Hector “Sabu” Monsegur is facing 124 years if he's convicted on all charges, but with the current string of 10+ year sentences, chances are, his will be in that range as well I would assume. His sentencing was delayed for a third time until January 2014.
Previous to those, I think the longest sentence was to Mitnick who got 5 years. Even Kevin Poulsen got a 3 year sentence. Even the Lulsec hackers all got sentences under 3 years. Clearly, the feds are uping the ante on computer crime and using long sentences as deterrents for future hackers who think they will get light sentences.

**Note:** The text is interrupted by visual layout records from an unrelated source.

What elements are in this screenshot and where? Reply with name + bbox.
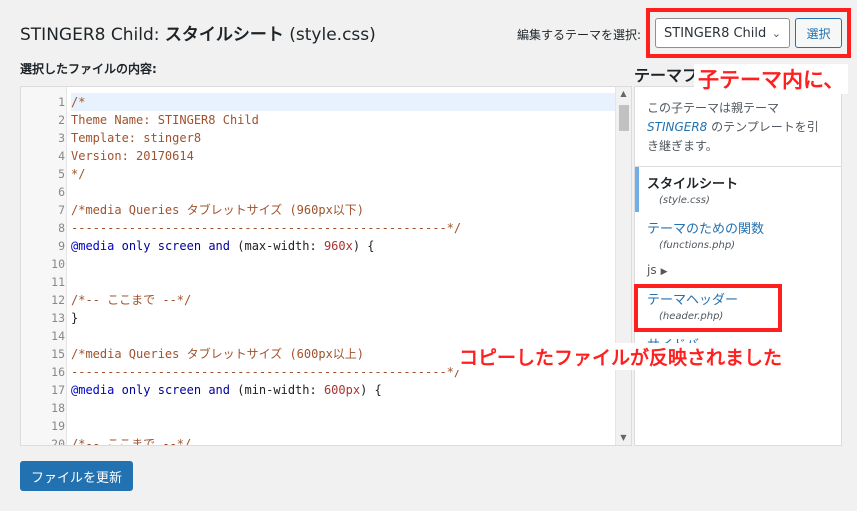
line-number: 11 — [51, 275, 65, 289]
code-line[interactable]: 19 — [21, 417, 617, 435]
line-number: 3 — [58, 131, 65, 145]
sidebar-title: テーマフ — [634, 66, 699, 85]
code-line[interactable]: 2 Theme Name: STINGER8 Child — [21, 111, 617, 129]
content-label: 選択したファイルの内容: — [20, 62, 157, 76]
code-line[interactable]: 18 — [21, 399, 617, 417]
scroll-up-icon[interactable]: ▲ — [616, 87, 631, 101]
desc-prefix: この子テーマは親テーマ — [647, 101, 780, 115]
code-line[interactable]: 9 @media only screen and (max-width: 960x… — [21, 237, 617, 255]
line-number: 2 — [58, 113, 65, 127]
line-number: 1 — [58, 95, 65, 109]
page-title-suffix: (style.css) — [283, 25, 376, 45]
code-line[interactable]: 17 @media only screen and (min-width: 600… — [21, 381, 617, 399]
file-item-label: テーマヘッダー — [647, 293, 739, 308]
code-line[interactable]: 3 Template: stinger8 — [21, 129, 617, 147]
theme-select-label: 編集するテーマを選択: — [517, 28, 642, 42]
line-number: 5 — [58, 167, 65, 181]
line-number: 8 — [58, 221, 65, 235]
file-item-header[interactable]: テーマヘッダー (header.php) — [635, 283, 841, 328]
select-theme-button[interactable]: 選択 — [795, 18, 842, 48]
file-item-filename: (functions.php) — [659, 240, 736, 251]
line-code: Version: 20170614 — [71, 149, 194, 163]
code-editor[interactable]: 1 /* 2 Theme Name: STINGER8 Child 3 Template:… — [20, 86, 632, 446]
line-number: 7 — [58, 203, 65, 217]
line-number: 17 — [51, 383, 65, 397]
annotation-child-theme: 子テーマ内に、 — [694, 64, 849, 94]
line-number: 18 — [51, 401, 65, 415]
code-line[interactable]: 10 — [21, 255, 617, 273]
line-code: /*media Queries タブレットサイズ (960px以下) — [71, 203, 365, 217]
parent-theme-link[interactable]: STINGER8 — [647, 120, 707, 134]
file-item-label: スタイルシート — [647, 177, 739, 192]
line-number: 15 — [51, 347, 65, 361]
file-item-functions[interactable]: テーマのための関数 (functions.php) — [635, 212, 841, 257]
line-number: 16 — [51, 365, 65, 379]
line-number: 9 — [58, 239, 65, 253]
line-code: */ — [71, 167, 86, 181]
line-number: 20 — [51, 437, 65, 446]
theme-select-value: STINGER8 Child — [664, 25, 767, 41]
code-line[interactable]: 5 */ — [21, 165, 617, 183]
line-code: ----------------------------------------… — [71, 221, 462, 235]
line-code: /*-- ここまで --*/ — [71, 437, 192, 446]
code-line[interactable]: 20 /*-- ここまで --*/ — [21, 435, 617, 446]
code-line[interactable]: 4 Version: 20170614 — [21, 147, 617, 165]
editor-scrollbar[interactable]: ▲ ▼ — [615, 87, 631, 445]
code-line[interactable]: 13} — [21, 309, 617, 327]
triangle-right-icon: ▶ — [660, 267, 668, 277]
code-line[interactable]: 11 — [21, 273, 617, 291]
file-item-label: テーマのための関数 — [647, 222, 765, 237]
line-number: 10 — [51, 257, 65, 271]
code-line[interactable]: 12 /*-- ここまで --*/ — [21, 291, 617, 309]
code-line[interactable]: 1 /* — [21, 93, 617, 111]
code-line[interactable]: 6 — [21, 183, 617, 201]
scroll-thumb[interactable] — [619, 105, 629, 131]
line-code: } — [71, 311, 79, 325]
line-number: 4 — [58, 149, 65, 163]
code-line[interactable]: 7 /*media Queries タブレットサイズ (960px以下) — [21, 201, 617, 219]
line-code: /* — [71, 93, 617, 111]
update-file-button[interactable]: ファイルを更新 — [20, 461, 133, 491]
page-title-prefix: STINGER8 Child: — [20, 25, 165, 45]
line-code: Theme Name: STINGER8 Child — [71, 113, 259, 127]
line-number: 6 — [58, 185, 65, 199]
line-number: 12 — [51, 293, 65, 307]
file-item-filename: (header.php) — [659, 311, 724, 322]
theme-files-sidebar: この子テーマは親テーマ STINGER8 のテンプレートを引き継ぎます。 スタイ… — [634, 86, 842, 446]
theme-select[interactable]: STINGER8 Child ⌄ — [655, 18, 790, 48]
line-code: @media only screen and (min-width: 600px… — [71, 383, 382, 397]
scroll-down-icon[interactable]: ▼ — [616, 431, 631, 445]
file-item-filename: (style.css) — [659, 195, 710, 206]
folder-label: js — [647, 263, 657, 277]
line-code: @media only screen and (max-width: 960x)… — [71, 239, 375, 253]
child-theme-description: この子テーマは親テーマ STINGER8 のテンプレートを引き継ぎます。 — [635, 87, 841, 167]
line-number: 19 — [51, 419, 65, 433]
page-title-jp: スタイルシート — [164, 25, 284, 45]
chevron-down-icon: ⌄ — [771, 26, 781, 40]
page-title: STINGER8 Child: スタイルシート (style.css) — [20, 20, 376, 45]
line-code: Template: stinger8 — [71, 131, 202, 145]
annotation-reflected: コピーしたファイルが反映されました — [455, 343, 787, 370]
line-number: 13 — [51, 311, 65, 325]
code-line[interactable]: 8 ---------------------------------------… — [21, 219, 617, 237]
file-item-style[interactable]: スタイルシート (style.css) — [635, 167, 841, 212]
folder-js[interactable]: js ▶ — [635, 257, 841, 283]
line-code: /*-- ここまで --*/ — [71, 293, 192, 307]
line-number: 14 — [51, 329, 65, 343]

>>> Is unreasonable sentencing a good "deterrent"?
Your statement is debatable, but since Federal Sentencing Guidelines are set by the United States Sentencing Commission, we don't have much say either way.
It's debatable because most states don't prosecute computer crimes and simply pass the cases to the Feds for a number of reasons. Had Hammond been tried in a state court, there is a high probability his sentence would be a lot less.
Also you have to take into effect how the feds should combat the increasing issue of hacktivism without steep jail times. I seriously don't have any answers, but I'd be interested to find out how you think you can stop this sort of stuff from happening again.
To me, it's not surprising that stealing a bunch of credit cards and secret documents gets you ten years (maximum, of which he'll probably serve three to five if this is anything like other crimes that are eligible for parole). But I'd welcome evidence that I'm miscalibrated.
Ah, I misread. I thought it said, "He was sentenced to serve a maximum of ...", but actually it says, "He was sentenced to the maximum of ...". Ten years, then. Still not terribly surprising to me given what he did.
Sure, it should be. I haven't done the research but 10 years is above and beyond what I'd expect, any comparable cases out there?